Data First puts science students first

David Ruth

Mike Williams

Data First puts science students first

Rice University researchers: High schoolers should learn science like scientists do 

HOUSTON – (Aug. 7, 2014) – If high school science teachers want their students to learn well, entice them to learn like scientists do.

That’s the premise behind a Rice University approach to teaching called Data First presented in a new paper in the American Chemical Society’s Journal of Chemical Education. Rice researchers have developed teaching techniques that rely on understanding concepts through inquiry rather than rote memorization and are putting them to work in Houston Independent School District (HISD) classrooms.

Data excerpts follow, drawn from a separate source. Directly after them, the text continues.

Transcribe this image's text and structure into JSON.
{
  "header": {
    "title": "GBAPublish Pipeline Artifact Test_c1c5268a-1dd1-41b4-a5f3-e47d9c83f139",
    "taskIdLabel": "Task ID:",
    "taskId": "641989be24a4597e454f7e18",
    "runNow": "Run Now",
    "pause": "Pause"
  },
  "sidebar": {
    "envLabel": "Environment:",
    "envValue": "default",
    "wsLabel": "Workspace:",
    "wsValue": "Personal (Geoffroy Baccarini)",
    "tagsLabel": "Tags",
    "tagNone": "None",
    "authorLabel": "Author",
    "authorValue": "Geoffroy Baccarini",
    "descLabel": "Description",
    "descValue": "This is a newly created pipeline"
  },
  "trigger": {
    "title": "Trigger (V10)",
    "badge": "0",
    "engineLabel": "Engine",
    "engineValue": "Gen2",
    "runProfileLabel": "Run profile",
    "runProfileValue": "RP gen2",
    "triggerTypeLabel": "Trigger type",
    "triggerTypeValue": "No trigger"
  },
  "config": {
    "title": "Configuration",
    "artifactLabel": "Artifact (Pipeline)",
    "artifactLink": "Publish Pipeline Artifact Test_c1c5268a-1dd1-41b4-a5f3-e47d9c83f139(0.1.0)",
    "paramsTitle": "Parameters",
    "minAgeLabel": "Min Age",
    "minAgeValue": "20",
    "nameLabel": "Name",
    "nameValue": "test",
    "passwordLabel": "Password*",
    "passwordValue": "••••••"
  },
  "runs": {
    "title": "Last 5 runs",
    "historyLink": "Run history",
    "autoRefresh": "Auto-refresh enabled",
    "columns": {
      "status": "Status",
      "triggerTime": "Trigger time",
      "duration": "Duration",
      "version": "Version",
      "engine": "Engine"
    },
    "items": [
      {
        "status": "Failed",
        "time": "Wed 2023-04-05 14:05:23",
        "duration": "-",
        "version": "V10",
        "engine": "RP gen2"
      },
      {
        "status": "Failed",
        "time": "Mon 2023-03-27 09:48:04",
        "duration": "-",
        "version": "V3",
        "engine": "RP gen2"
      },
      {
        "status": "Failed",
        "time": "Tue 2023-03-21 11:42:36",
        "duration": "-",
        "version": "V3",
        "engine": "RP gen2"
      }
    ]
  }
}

“Science is not, ‘I know how to do this, I apply it to the problem and I’m done,'” said John Hutchinson, a chemistry professor and dean of undergraduates at Rice. “Science is: ‘I wonder why I’m observing this. What’s going on in the world around me? Can I make sense of the world?’

“To do that, we have to make observations and build models based upon those observations, and then we can make conclusions. That’s what science is all about, but it’s almost never been taught that way.”

He said it has been “unarguably proven” that students can perform rote calculations and deduce correct answers to problems they don’t understand. “You can have no understanding of the concepts or even have complete misconceptions and nevertheless apply the concepts correctly in a specific context if I correctly teach you how to do it. But, other than getting the right answer on a test, that defeats the purpose,” he said.

Data First seeks to flip the process by starting with raw data students can analyze to come to correct conclusions. The researchers show in the paper how to use basic data from experimentation to understand electron configurations, intermolecular forces and dynamic equilibrium – all foundations of chemistry that Advanced Placement (AP) chemistry students must understand.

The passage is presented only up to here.